The heat already envelopes your body in the early morning hours. If you’re lucky it will be a “dry” day with humidity in the 70% range and cloud coverage, but no rain. The opposite is much worse. Puddles of rainwater can filter out the city’s nightlife. The steam settles in around your feet and then slowly rises up your body. You’re a sweaty mess by the first block.
The smells — like most memories attached to senses — are the strongest agitator. Not all are bad. Over the greasy filament slipping from the trash cans and garbage trucks comes a different city smell. Bacon and butter being heated. Flour is browning in every oven. The streets turn into rows of childhood wishes. Of mornings not filled with heavy eyelids due to late nights. “I hope we get that for staff meal.” is the typical thought in the morning workers’ minds.
The people in the French Quarter in early morning fit into 4 categories.

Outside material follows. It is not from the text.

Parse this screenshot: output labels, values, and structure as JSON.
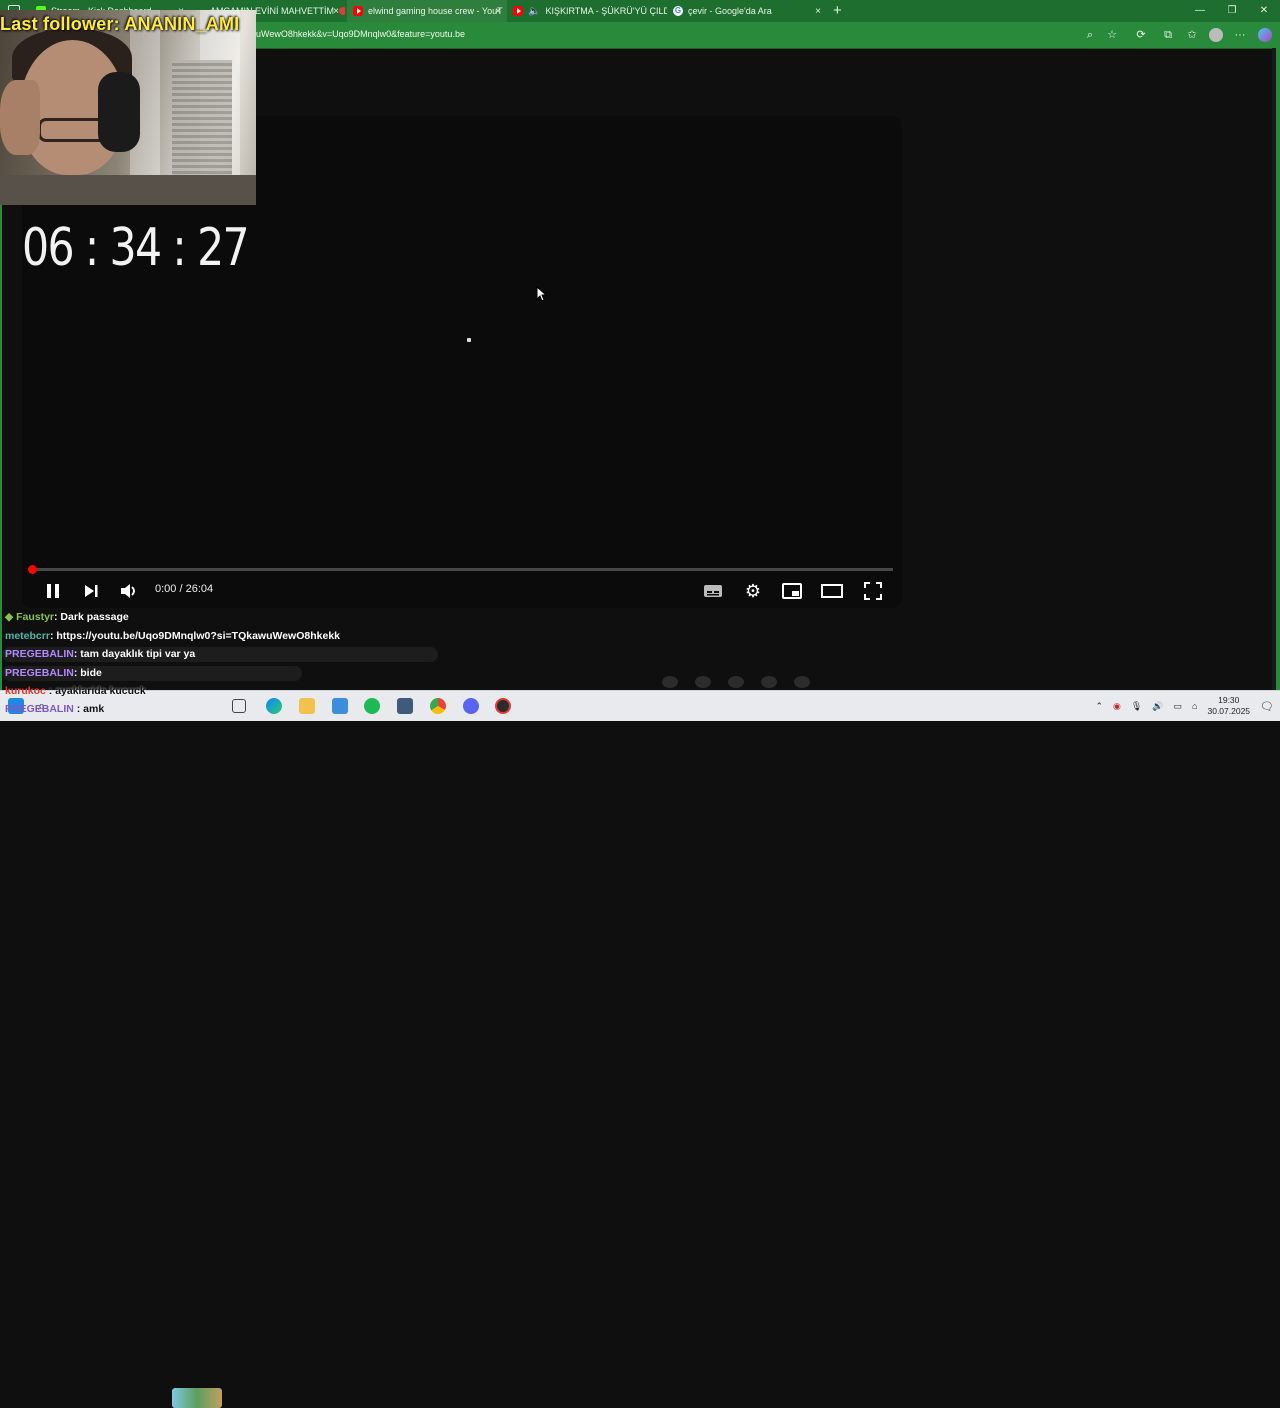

Business people, whether they are office workers or bar owners; back of house, who typically arrive by walking, biking, or being dropped off, but rarely drive their own car; a handful of severe late night ramblers (cuts off about 7am); early morning tourist (typically white) people looking to speed walk their meals away, and the lost: prostitutes, homeless, addicts, and troublemakers. Although they are typically asleep on stoops where someone lucky enough to afford to live in the current FQ can walk outside and find them.

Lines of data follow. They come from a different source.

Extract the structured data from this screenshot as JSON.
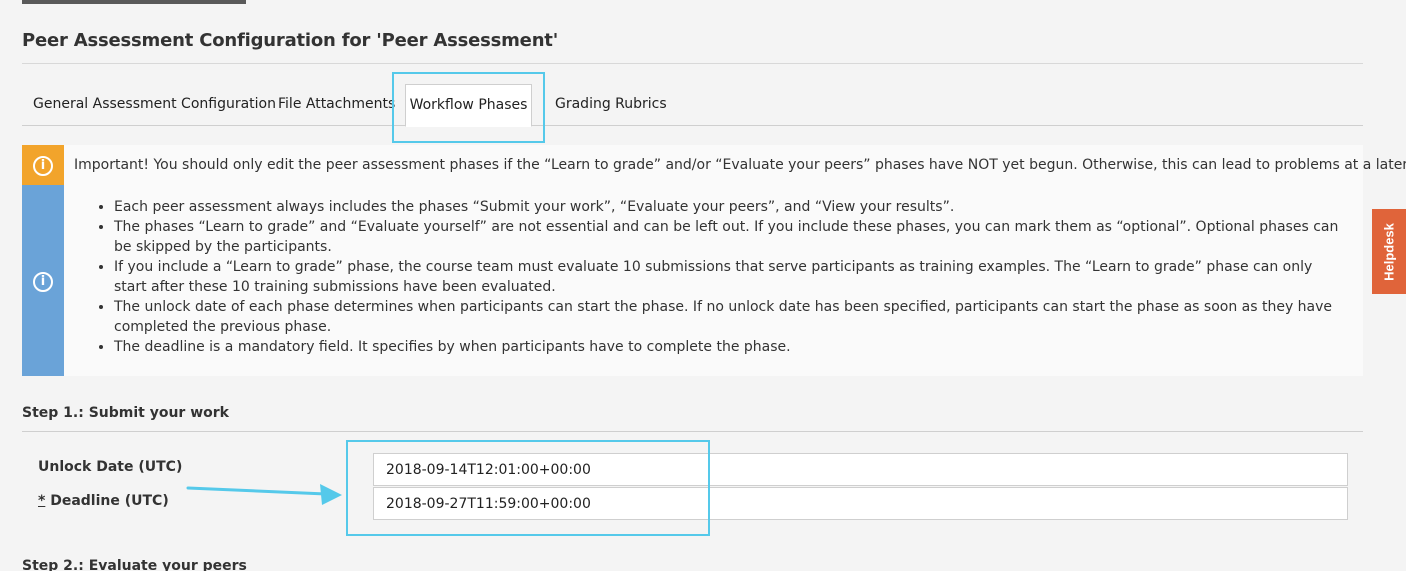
{
  "page": {
    "title": "Peer Assessment Configuration for 'Peer Assessment'"
  },
  "tabs": [
    {
      "label": "General Assessment Configuration"
    },
    {
      "label": "File Attachments"
    },
    {
      "label": "Workflow Phases"
    },
    {
      "label": "Grading Rubrics"
    }
  ],
  "alert": {
    "important": "Important! You should only edit the peer assessment phases if the “Learn to grade” and/or “Evaluate your peers” phases have NOT yet begun. Otherwise, this can lead to problems at a later stage!",
    "items": [
      "Each peer assessment always includes the phases “Submit your work”, “Evaluate your peers”, and “View your results”.",
      "The phases “Learn to grade” and “Evaluate yourself” are not essential and can be left out. If you include these phases, you can mark them as “optional”. Optional phases can be skipped by the participants.",
      "If you include a “Learn to grade” phase, the course team must evaluate 10 submissions that serve participants as training examples. The “Learn to grade” phase can only start after these 10 training submissions have been evaluated.",
      "The unlock date of each phase determines when participants can start the phase. If no unlock date has been specified, participants can start the phase as soon as they have completed the previous phase.",
      "The deadline is a mandatory field. It specifies by when participants have to complete the phase."
    ],
    "icon": "info-icon",
    "colors": {
      "warning": "#f2a42b",
      "info": "#6aa3d8"
    }
  },
  "step1": {
    "title": "Step 1.: Submit your work",
    "unlock_label": "Unlock Date (UTC)",
    "deadline_required": "*",
    "deadline_label": "Deadline (UTC)",
    "unlock_value": "2018-09-14T12:01:00+00:00",
    "deadline_value": "2018-09-27T11:59:00+00:00"
  },
  "step2": {
    "title": "Step 2.: Evaluate your peers"
  },
  "helpdesk": {
    "label": "Helpdesk",
    "color": "#e0643a"
  },
  "highlight_color": "#55c9ea"
}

I arrive later in the morning now. I dress for an office not a kitchen. I ride an elevator instead of walking sticky stairs to start the ovens, scare away the rats, and begin my day at 4:30am. I may not look like my old self or the majority of people now there. My life is removed from that set of daily turmoils and celebrations. A prior life and an alternate lifestyle. But I still remember.
Everything about walking around in the morning brings me back. I am 22 years old again, scared for the trajectory of my life, but impartial to real dangers around me.